The part that gets dicey is answering questions like, "is it cruelity or science to pull of the legs of a daddy long legs" or in the case of cephs to amputate arms to study pain, regeneration or the independence of a limb. Ethically, would you need to kill the animal first? Many would scream yes without taking in to consideration that the animal is frequently amputated in the wild and still has active regeneration genes (which we are supposed to have as well but they are turned off). On the other hand, many lab animals are only kept alive for a study so should you euthanize it first? Should you make lab animals available to the pet trade in stead of euthanizing them if they are still viable. I dare say this would get a huge NO but to me, is more ethical than euthanization of a viable animal (and then you must define viable).

My personal "ethical" definition goes outside what the EU rulings are addressing and is simpler to state and evaluate.

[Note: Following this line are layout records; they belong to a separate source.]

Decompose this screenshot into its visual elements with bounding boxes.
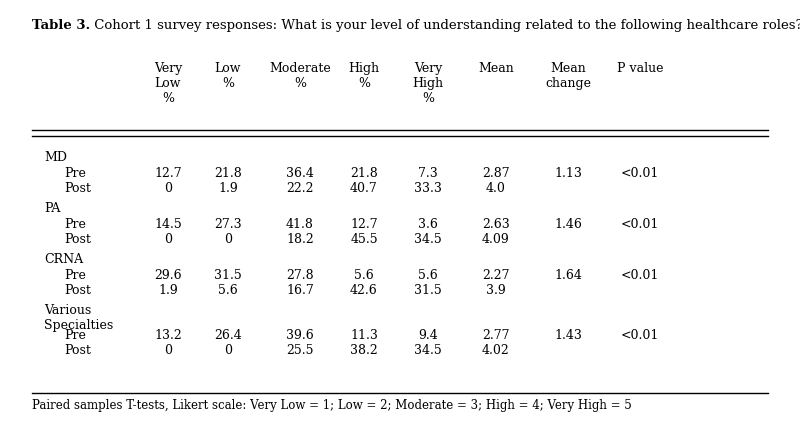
Text: 1.64: 1.64 [554, 269, 582, 282]
Text: 11.3: 11.3 [350, 329, 378, 343]
Text: 21.8: 21.8 [214, 167, 242, 180]
Text: Paired samples T-tests, Likert scale: Very Low = 1; Low = 2; Moderate = 3; High : Paired samples T-tests, Likert scale: Ve… [32, 399, 632, 412]
Text: Pre: Pre [64, 167, 86, 180]
Text: 0: 0 [164, 233, 172, 246]
Text: 16.7: 16.7 [286, 284, 314, 297]
Text: 29.6: 29.6 [154, 269, 182, 282]
Text: 34.5: 34.5 [414, 233, 442, 246]
Text: 31.5: 31.5 [414, 284, 442, 297]
Text: 42.6: 42.6 [350, 284, 378, 297]
Text: 31.5: 31.5 [214, 269, 242, 282]
Text: Cohort 1 survey responses: What is your level of understanding related to the fo: Cohort 1 survey responses: What is your … [90, 19, 800, 32]
Text: Post: Post [64, 233, 91, 246]
Text: 13.2: 13.2 [154, 329, 182, 343]
Text: 2.27: 2.27 [482, 269, 510, 282]
Text: 0: 0 [164, 344, 172, 357]
Text: 26.4: 26.4 [214, 329, 242, 343]
Text: 5.6: 5.6 [354, 269, 374, 282]
Text: 4.09: 4.09 [482, 233, 510, 246]
Text: Moderate
%: Moderate % [269, 62, 331, 90]
Text: 2.63: 2.63 [482, 218, 510, 231]
Text: 7.3: 7.3 [418, 167, 438, 180]
Text: 3.9: 3.9 [486, 284, 506, 297]
Text: Post: Post [64, 284, 91, 297]
Text: 41.8: 41.8 [286, 218, 314, 231]
Text: 1.9: 1.9 [218, 182, 238, 195]
Text: 4.0: 4.0 [486, 182, 506, 195]
Text: 1.9: 1.9 [158, 284, 178, 297]
Text: Low
%: Low % [214, 62, 242, 90]
Text: 5.6: 5.6 [418, 269, 438, 282]
Text: <0.01: <0.01 [621, 269, 659, 282]
Text: 0: 0 [164, 182, 172, 195]
Text: 33.3: 33.3 [414, 182, 442, 195]
Text: 39.6: 39.6 [286, 329, 314, 343]
Text: 4.02: 4.02 [482, 344, 510, 357]
Text: 25.5: 25.5 [286, 344, 314, 357]
Text: Table 3.: Table 3. [32, 19, 90, 32]
Text: 3.6: 3.6 [418, 218, 438, 231]
Text: 18.2: 18.2 [286, 233, 314, 246]
Text: Pre: Pre [64, 329, 86, 343]
Text: 27.3: 27.3 [214, 218, 242, 231]
Text: MD: MD [44, 151, 67, 164]
Text: 2.77: 2.77 [482, 329, 510, 343]
Text: Pre: Pre [64, 218, 86, 231]
Text: Post: Post [64, 182, 91, 195]
Text: 1.46: 1.46 [554, 218, 582, 231]
Text: High
%: High % [349, 62, 379, 90]
Text: Various
Specialties: Various Specialties [44, 304, 114, 332]
Text: CRNA: CRNA [44, 253, 83, 266]
Text: 1.13: 1.13 [554, 167, 582, 180]
Text: <0.01: <0.01 [621, 329, 659, 343]
Text: 0: 0 [224, 344, 232, 357]
Text: Mean
change: Mean change [545, 62, 591, 90]
Text: 36.4: 36.4 [286, 167, 314, 180]
Text: 14.5: 14.5 [154, 218, 182, 231]
Text: 21.8: 21.8 [350, 167, 378, 180]
Text: 45.5: 45.5 [350, 233, 378, 246]
Text: 27.8: 27.8 [286, 269, 314, 282]
Text: 12.7: 12.7 [154, 167, 182, 180]
Text: <0.01: <0.01 [621, 167, 659, 180]
Text: 2.87: 2.87 [482, 167, 510, 180]
Text: Very
High
%: Very High % [413, 62, 443, 105]
Text: Very
Low
%: Very Low % [154, 62, 182, 105]
Text: 12.7: 12.7 [350, 218, 378, 231]
Text: 38.2: 38.2 [350, 344, 378, 357]
Text: <0.01: <0.01 [621, 218, 659, 231]
Text: 1.43: 1.43 [554, 329, 582, 343]
Text: 22.2: 22.2 [286, 182, 314, 195]
Text: 34.5: 34.5 [414, 344, 442, 357]
Text: 0: 0 [224, 233, 232, 246]
Text: PA: PA [44, 202, 60, 215]
Text: Post: Post [64, 344, 91, 357]
Text: Mean: Mean [478, 62, 514, 75]
Text: P value: P value [617, 62, 663, 75]
Text: 40.7: 40.7 [350, 182, 378, 195]
Text: 5.6: 5.6 [218, 284, 238, 297]
Text: Pre: Pre [64, 269, 86, 282]
Text: 9.4: 9.4 [418, 329, 438, 343]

My thoughts on what should be part of an animal ethics law also do not address end keepers but involve setting an allowed loss rate from collection to final distribution and banning a collector/shipper/wholesaler from providing a species if it cannot meet the minimums. No rules on numbers per tank, or anything specific, just loss ratios. The best methods (note the plural), whatever they turn out to be will provide a more ethical treatment of any group of animals. The hard part is setting the numbers per species but that is not as hard as trying to force a standard of care that may not be optimum (or is even not known). This could also address the live catch and sell animals for the food industry (lobsters, crabs, frogs and cephs). My thought does not address tank raising and I think this falls outside of any ruling because the cost of attempting it is high enough to allow total freedom to anyone willing to try.
 
Yay to the start of this forum this is obviously a hot topic at the moment over here in europe, but as evident from TONMOCON IV that it is a very important question for everyone.
 
perke;183217 said:
The part that gets dicey is answering questions like, "is it cruelity or science to pull of the legs of a daddy long legs"

Dicey indeed. One answer to that question is another question. Does it depend on the reason why the legs are being pulled off? I'll argue that it does.

Here are some answers:

Because I can.
To study regeneration in invertebrates - with no real plan or control.
To study regeneration in invertebrates - with a plan, controls, etc
To study ways to eradicate daddy long legs as my wife thinks they are evil bloodsuckers and the job of husbands everywhere is to defend their wives from small helpless insects.
To study a protein found in their legs that may cure cancer.
To extract a protein found in their legs that has been proven to cure cancer.

On way to frame the research is to ask the question, what is the potential for positive impact and how does that compare to the potential or actual suffering. I suggest a sliding scale as a place to start.
 
I'll add one to your answer list that I think sort of reverts to my first question but is likely a common answer (given or not) and central to the ethics considerations.

Because we don't know anything about daddy long legs legs.